Another change has been the acquisition in 2002 of a ten-acre adjacent property on State Road. This brought the arboretum’s total holdings to seventy acres and gave it a place to build a greenhouse for nurturing seedlings. The greenhouse provides a more controlled environment in which seedlings can be protected against hazards such as animals and early frosts. “Polly didn’t have this,” says Tim, “but she always wanted one.”

Among the plants grown in the new greenhouse is a tree native to the southeastern United States called Franklinia alatamaha, named for both Benjamin Franklin and a river in Georgia. This particular tree has been extinct in the wild since the early 1800s, but it is cultivated by horticultural institutions around the country that have rare plant conservation and preservation among their goals. Closer to home is the arboretum’s trademarked MV Wildtype program, launched in 2006, which aims to produce native Vineyard plants from seed collected in the wild on the Island, and provide these plants (through sales) to the community. By encouraging greater use of native plants – particularly to prevent fragmentation of habitat – the program also seeks to fend off species extinction.

In conjunction with MV Wildtype, the arboretum is recording the location of native plants in the wild using information gathered when collecting point-of-origin seeds. With global information system (GIS) digital technology, the arboretum can pinpoint plants in the wild within a ten-foot radius. Over time, the organization hopes to have a complete map, available on the Internet, of all the wild flora on the islands that make up Dukes County.

Tim wants the arboretum’s name shouted from the rooftops, but, he says, “We’re still suffering from ‘best-kept secret on the Island syndrome.’” Linda McGuire says Vineyarders tend to get caught up in their own little worlds and can overlook the Island’s natural treasures. “Think of how few people you see when you’re out on the Island’s walking trails,” she points out. “We just don’t think of ourselves as having something of this kind of national prominence.”

One way the arboretum is working to promote itself is through its education programs. With walking tours of the property, an adult lecture series, and on-site classes for about five hundred Island schoolchildren a year, the arboretum seeks to teach the public not only about the ornamental value of plants in the landscape, but also about the importance of plants in the web of life. Particularly given the lure of computers and electronics, says Tim, “getting kids into nature is huge.” By nurturing kids’ interest in the natural world, he adds, “we hope to create a generation of new Pollys.”
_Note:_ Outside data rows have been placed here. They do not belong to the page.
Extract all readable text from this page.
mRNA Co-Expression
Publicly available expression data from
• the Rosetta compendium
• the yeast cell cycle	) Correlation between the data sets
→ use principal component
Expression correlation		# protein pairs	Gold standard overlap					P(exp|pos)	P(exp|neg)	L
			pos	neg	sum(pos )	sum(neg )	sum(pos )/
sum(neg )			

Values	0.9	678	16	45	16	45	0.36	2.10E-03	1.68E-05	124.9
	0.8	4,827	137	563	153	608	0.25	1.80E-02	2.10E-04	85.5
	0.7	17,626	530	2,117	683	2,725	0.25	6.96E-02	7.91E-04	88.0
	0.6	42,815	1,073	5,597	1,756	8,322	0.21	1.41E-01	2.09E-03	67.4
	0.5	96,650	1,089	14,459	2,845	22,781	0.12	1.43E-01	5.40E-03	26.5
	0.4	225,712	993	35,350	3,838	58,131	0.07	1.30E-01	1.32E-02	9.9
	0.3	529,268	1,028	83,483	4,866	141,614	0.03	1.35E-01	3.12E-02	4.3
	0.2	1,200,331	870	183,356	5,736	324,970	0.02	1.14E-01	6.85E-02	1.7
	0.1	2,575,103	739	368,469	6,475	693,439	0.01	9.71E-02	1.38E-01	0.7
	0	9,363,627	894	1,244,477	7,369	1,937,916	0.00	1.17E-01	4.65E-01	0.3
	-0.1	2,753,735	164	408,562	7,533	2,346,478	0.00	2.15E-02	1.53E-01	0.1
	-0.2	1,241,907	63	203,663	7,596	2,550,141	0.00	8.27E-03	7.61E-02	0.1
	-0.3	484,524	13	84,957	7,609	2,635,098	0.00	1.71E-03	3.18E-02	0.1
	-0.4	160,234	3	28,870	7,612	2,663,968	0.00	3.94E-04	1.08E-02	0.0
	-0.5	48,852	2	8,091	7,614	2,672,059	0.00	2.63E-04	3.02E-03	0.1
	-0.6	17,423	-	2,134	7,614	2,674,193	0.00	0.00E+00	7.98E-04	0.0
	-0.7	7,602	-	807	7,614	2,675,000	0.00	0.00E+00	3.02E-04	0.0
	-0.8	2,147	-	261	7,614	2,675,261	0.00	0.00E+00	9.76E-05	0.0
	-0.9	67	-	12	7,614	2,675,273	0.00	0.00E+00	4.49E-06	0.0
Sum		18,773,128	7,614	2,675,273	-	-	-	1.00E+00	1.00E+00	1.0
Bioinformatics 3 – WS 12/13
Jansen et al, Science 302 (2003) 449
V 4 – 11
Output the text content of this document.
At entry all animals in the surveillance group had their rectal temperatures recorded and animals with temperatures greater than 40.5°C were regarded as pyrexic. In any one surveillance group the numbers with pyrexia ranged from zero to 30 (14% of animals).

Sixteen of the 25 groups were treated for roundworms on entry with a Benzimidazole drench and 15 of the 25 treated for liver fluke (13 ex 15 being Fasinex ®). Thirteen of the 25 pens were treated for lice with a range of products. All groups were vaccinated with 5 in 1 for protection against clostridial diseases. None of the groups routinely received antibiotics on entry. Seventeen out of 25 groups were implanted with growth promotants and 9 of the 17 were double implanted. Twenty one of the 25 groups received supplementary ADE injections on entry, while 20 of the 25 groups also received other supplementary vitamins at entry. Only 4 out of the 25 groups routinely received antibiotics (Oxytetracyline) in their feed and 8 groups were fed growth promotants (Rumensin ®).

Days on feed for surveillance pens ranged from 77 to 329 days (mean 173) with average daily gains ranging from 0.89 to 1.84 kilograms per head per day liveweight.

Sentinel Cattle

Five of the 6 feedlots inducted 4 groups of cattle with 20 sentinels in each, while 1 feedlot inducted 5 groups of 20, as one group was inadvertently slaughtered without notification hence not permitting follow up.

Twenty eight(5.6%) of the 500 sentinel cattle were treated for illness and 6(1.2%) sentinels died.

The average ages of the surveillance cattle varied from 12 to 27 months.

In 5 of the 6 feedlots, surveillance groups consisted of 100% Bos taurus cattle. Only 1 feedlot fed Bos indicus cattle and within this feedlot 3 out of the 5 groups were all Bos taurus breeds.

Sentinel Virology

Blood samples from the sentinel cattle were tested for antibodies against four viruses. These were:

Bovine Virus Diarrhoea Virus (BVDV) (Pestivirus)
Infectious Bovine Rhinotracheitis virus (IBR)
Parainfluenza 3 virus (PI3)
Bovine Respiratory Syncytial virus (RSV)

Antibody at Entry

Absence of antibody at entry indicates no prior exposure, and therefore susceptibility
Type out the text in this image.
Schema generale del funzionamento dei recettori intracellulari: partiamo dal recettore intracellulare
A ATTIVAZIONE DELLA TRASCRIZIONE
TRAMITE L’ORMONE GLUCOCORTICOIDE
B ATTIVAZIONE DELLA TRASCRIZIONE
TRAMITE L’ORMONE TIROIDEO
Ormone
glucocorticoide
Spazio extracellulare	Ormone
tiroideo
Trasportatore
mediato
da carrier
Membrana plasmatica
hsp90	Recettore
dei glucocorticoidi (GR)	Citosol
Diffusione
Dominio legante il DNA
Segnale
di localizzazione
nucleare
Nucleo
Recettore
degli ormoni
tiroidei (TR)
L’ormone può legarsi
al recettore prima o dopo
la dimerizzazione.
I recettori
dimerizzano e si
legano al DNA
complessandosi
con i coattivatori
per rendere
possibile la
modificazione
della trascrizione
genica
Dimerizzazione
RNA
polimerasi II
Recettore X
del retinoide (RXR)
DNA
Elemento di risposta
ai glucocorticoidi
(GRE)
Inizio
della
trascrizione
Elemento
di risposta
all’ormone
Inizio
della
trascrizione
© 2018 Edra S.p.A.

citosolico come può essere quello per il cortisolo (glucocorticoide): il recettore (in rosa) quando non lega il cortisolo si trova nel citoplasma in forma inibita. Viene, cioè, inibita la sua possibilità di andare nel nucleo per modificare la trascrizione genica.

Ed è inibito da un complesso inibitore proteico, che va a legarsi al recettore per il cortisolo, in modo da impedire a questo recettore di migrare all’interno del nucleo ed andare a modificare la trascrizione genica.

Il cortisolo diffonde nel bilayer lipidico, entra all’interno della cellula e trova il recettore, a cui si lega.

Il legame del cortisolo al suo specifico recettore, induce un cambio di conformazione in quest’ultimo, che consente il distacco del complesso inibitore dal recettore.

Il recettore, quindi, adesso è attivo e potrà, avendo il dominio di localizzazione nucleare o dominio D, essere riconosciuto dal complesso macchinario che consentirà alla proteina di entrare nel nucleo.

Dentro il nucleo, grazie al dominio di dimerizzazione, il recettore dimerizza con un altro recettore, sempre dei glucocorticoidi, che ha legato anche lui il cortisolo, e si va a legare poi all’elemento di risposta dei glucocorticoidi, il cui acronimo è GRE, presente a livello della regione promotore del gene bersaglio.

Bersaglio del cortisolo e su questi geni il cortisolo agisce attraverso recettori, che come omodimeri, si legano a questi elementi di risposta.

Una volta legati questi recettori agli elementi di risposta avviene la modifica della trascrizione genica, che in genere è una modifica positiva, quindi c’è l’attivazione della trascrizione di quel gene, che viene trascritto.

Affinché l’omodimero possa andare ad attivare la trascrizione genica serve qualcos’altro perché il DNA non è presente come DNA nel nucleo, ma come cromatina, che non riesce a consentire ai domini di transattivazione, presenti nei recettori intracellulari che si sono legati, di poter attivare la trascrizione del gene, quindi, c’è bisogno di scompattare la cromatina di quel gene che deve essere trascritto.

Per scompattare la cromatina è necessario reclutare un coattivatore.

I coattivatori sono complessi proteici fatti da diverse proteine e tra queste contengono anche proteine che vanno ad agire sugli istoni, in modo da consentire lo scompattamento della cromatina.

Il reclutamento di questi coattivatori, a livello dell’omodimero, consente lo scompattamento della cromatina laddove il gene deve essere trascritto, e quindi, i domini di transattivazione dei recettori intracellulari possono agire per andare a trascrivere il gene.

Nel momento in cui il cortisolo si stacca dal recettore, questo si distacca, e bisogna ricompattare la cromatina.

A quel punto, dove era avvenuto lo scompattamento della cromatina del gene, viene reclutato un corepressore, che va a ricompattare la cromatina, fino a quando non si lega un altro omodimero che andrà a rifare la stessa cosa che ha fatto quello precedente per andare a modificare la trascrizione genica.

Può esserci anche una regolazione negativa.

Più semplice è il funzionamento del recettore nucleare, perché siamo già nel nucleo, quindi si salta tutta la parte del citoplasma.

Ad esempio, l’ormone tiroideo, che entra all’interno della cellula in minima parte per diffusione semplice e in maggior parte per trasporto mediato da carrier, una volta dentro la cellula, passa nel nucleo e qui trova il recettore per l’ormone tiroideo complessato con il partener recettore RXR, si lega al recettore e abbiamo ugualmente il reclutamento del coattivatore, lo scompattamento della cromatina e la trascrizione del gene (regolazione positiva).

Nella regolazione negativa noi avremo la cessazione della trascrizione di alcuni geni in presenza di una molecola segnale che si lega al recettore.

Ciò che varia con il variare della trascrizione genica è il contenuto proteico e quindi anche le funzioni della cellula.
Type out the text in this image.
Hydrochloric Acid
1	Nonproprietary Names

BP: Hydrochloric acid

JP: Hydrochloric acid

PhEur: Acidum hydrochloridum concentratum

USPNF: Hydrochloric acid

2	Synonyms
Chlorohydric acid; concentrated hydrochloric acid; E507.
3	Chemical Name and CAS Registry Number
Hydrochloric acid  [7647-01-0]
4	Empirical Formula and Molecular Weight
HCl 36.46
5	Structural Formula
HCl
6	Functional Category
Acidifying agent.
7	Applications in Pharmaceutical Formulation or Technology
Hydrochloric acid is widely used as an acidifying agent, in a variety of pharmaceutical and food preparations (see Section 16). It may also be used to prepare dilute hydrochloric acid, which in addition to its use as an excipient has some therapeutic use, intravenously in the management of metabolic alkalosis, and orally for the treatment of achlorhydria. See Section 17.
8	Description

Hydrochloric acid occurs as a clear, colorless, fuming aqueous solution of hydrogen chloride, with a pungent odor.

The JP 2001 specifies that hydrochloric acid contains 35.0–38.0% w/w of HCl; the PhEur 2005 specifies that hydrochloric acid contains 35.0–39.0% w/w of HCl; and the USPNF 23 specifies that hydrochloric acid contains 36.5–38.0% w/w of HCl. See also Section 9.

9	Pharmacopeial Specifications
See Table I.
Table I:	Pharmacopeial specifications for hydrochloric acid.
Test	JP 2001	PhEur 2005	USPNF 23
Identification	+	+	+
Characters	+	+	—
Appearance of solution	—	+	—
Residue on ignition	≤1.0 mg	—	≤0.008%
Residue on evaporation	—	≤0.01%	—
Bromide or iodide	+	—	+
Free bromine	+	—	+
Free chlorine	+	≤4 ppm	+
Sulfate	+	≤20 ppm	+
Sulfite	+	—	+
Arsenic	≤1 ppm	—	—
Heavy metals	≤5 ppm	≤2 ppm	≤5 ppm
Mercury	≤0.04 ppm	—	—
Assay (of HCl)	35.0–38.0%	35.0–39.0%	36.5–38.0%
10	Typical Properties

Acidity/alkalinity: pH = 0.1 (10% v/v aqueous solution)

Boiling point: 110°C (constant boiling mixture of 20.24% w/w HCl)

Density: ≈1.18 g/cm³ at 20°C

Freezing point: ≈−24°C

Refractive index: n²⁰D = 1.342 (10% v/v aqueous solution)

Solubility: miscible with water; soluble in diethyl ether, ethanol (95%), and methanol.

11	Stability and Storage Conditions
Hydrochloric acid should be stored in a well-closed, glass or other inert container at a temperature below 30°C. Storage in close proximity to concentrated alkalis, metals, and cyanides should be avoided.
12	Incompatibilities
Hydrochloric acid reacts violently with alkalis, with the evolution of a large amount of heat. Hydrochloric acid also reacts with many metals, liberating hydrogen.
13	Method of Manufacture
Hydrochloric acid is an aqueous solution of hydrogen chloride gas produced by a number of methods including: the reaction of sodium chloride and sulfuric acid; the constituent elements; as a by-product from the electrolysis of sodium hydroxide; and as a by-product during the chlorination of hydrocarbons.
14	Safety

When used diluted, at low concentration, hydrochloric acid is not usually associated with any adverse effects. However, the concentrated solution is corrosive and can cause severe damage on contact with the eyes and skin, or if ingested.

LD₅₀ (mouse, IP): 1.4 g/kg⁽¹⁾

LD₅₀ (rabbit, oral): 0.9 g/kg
Linda teaches workshops for school groups and says the program’s goal is not just to familiarize children with the arboretum, but also to give them a sense of the life that is surging all around them. She tells a story of coming across Polly, sitting in the cart she drove around the property, just after a rainstorm: “She didn’t turn around as I approached,” says Linda, “but she must have sensed I was there. She said, ‘Isn’t it just beautiful? Doesn’t it smell just wonderful?’ This is what we want for the kids and our other visitors – an awareness of life that includes the drops of rain on the leaves and the smells of the different pines scenting everything.”

Tim and other arboretum staff are also working hard to increase membership (currently 650) and the number of visitors to the property (13,600 in 2009). The organization has created several free events to bring in newcomers, including an annual solstice celebration, a series of wintertime walks, and a class on identifying native plants.

In the meantime, quietly and with determination, the organization carries on, evolving while preserving the original goals of its founder, and always, always following her simple but critical advice: “Just keep planting.”